Ele demonstrou apoio pleno à posição do governo de “não receber ordens do Google”, lembrando que o país decidirá o que é do interesse dos australianos sem pedir permissão à plataforma para legislar”.

Costello, um ex-vice-líder do Partido Liberal australiano, disse ao Financial Times que a regulamentação é  necessária porque o monopólio do Google no setor de buscas dava-lhe poder de barganha indevido . Ele rejeitou a ideia de que a plataforma News Showcase enfraqueceu a exigência do haver uma lei:

“Nosso ponto é muito simples: se o Google usar nosso material, eles devem pagar por isso”, disse Costello.

Um jogo apenas para os big players? 

Enquanto os grandes grupos de mídia negociam em posição vantajosa, editores menores demonstram preocupação com os riscos de saírem perdendo. Em entrevista ao Sydney Morning Herald, Eric Beecher, presidente da Private Media, que dirige o site de notícias Crikey, disse que a nova lei precisa de pequenas alterações para garantir que as editoras menores compartilhem “de forma justa e transparente” a receita dos gigantes da tecnologia.

“A legislação deve criar um apoio financeiro significativo para cerca de 100 editoras de notícias regionais e urbanas de pequeno a médio porte da Austrália, para que a vasta proporção do financiamento não acabe nos bolsos da News Corp e da Nine”, disse Beecher. 

Adam Pilhofer, ex-diretor digital do Guardian e atualmente professor da Temple University, falou ao Financial Times sobre o risco:

“Minha preocupação é que os grandes players fiquem  com todo o dinheiro. Seria uma extração de ativos por políticos e por grandes organizações de mídia ”. 

A parte do leão

Os desdobramentos na Austrália têm o potencial de transformar uma indústria que foi profundamente afetada pelas plataformas digitais nos últimos anos. Os números não mentem.

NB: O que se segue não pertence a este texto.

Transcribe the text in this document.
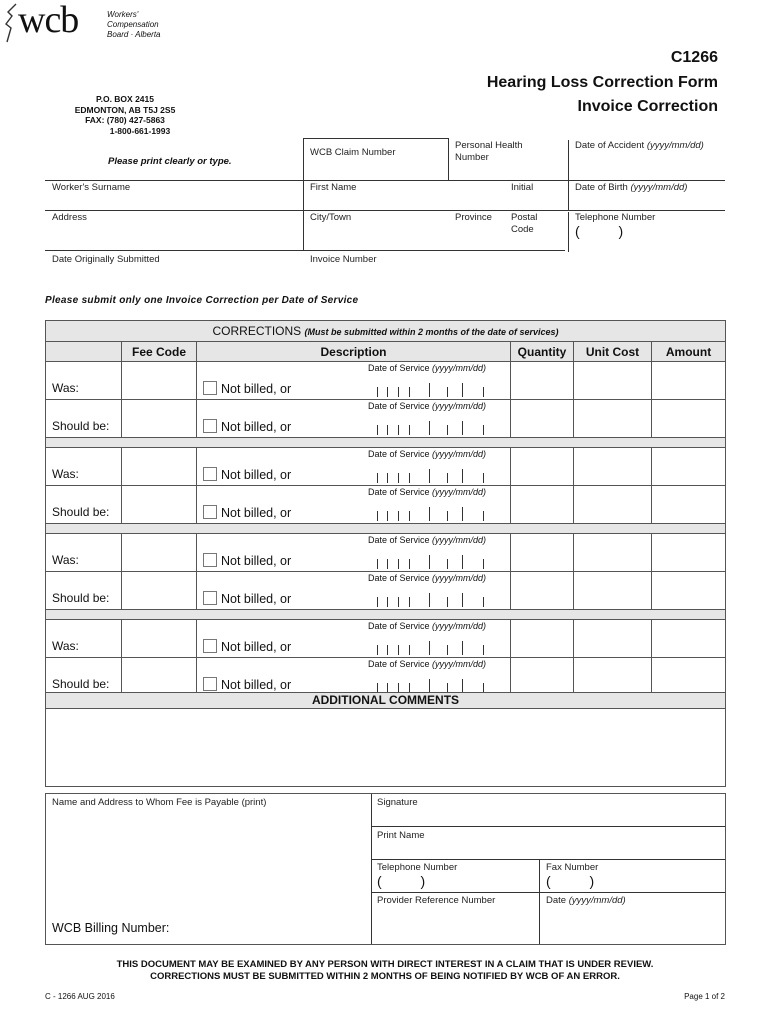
wcb	Workers'
Compensation
Board · Alberta
C1266
Hearing Loss Correction Form
Invoice Correction
P.O. BOX 2415
EDMONTON, AB T5J 2S5
FAX: (780) 427-5863
1-800-661-1993
Please print clearly or type.
WCB Claim Number
Personal Health
Number
Date of Accident (yyyy/mm/dd)
Worker's Surname	First Name	Initial	Date of Birth (yyyy/mm/dd)
Address	City/Town	Province Postal
Code
Telephone Number
(          )
Date Originally Submitted	Invoice Number
Please submit only one Invoice Correction per Date of Service
CORRECTIONS (Must be submitted within 2 months of the date of services)					
	Fee Code	Description	Quantity	Unit Cost	Amount
Was:		Not billed, or
Date of Service (yyyy/mm/dd)			

Should be:		Not billed, or
Date of Service (yyyy/mm/dd)			

Was:		Not billed, or
Date of Service (yyyy/mm/dd)			

Should be:		Not billed, or
Date of Service (yyyy/mm/dd)			

Was:		Not billed, or
Date of Service (yyyy/mm/dd)			

Should be:		Not billed, or
Date of Service (yyyy/mm/dd)			

Was:		Not billed, or
Date of Service (yyyy/mm/dd)			

Should be:		Not billed, or
Date of Service (yyyy/mm/dd)			

ADDITIONAL COMMENTS
Name and Address to Whom Fee is Payable (print)
WCB Billing Number:
Signature
Print Name
Telephone Number
(          )
Fax Number
(          )
Provider Reference Number	Date (yyyy/mm/dd)
THIS DOCUMENT MAY BE EXAMINED BY ANY PERSON WITH DIRECT INTEREST IN A CLAIM THAT IS UNDER REVIEW.
CORRECTIONS MUST BE SUBMITTED WITHIN 2 MONTHS OF BEING NOTIFIED BY WCB OF AN ERROR.
C - 1266 AUG 2016	Page 1 of 2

Segundo o Financial Times, quando o Google foi lançado, em 1998,  jornais e revistas eram responsáveis ​​por quase um em cada dois dólares em publicidade em todo o mundo. Em 2020, de acordo com o GroupM, as editoras respondiam por apenas 8.3% do volume de publicidade, totalizando US $ 578 bilhões.

Falta muito para o jogo ser reequilibrado, como é a intenção da comissão australiana de concorrência que elaborou as bases para a nova lei. Mas pode ser um começo.

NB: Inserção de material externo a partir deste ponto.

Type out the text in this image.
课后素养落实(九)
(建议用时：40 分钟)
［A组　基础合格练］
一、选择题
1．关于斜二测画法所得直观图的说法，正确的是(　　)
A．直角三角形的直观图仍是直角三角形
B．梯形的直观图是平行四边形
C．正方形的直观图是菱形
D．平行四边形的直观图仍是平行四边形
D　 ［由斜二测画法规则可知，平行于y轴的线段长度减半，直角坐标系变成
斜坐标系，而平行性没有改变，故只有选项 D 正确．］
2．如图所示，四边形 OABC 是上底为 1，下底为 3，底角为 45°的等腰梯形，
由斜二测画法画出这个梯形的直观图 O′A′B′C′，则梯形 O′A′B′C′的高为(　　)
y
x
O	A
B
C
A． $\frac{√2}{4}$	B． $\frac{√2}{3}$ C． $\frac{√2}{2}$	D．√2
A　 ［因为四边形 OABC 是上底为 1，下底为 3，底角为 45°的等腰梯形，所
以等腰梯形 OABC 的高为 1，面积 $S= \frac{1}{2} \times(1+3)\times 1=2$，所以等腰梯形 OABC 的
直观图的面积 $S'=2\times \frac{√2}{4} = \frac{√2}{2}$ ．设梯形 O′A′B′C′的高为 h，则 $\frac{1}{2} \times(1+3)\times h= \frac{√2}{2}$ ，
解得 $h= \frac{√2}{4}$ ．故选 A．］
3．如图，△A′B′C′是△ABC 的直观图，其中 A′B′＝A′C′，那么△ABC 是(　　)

Não é à toa que União Européia, Reino Unido e Canadá, que já deram a partida na implantação de leis para regular as plataformas digitais,  revelaram que estão observando o que acontece na Austrália como modelo a ser seguido.

(*) Luciana Gurgel,  Coordenadora editorial  do MediaTalks byJ&Cia, é jornalista brasileira radicada em Londres. Iniciou a carreira no jornal o Globo, seguindo depois para a comunicação corporativa. Em 1988 fundou a agência Publicom, junto com Aldo De Luca, que se tornou uma das maiores empresas do setor no Brasil e em 2016 foi adquirida pela WeberShandwick (IPG Group). Mudou-se para o Reino Unido e passou a colaborar com veículos brasileiros, atuando como correspondente do canal MyNews e colunista semanal do Jornalistas&Cia / Portal do Jornalistas, no qual assina uma coluna semanal sobre tendências no mundo do jornalismo e da comunicação. É membro da FPA (Foreign Press Association).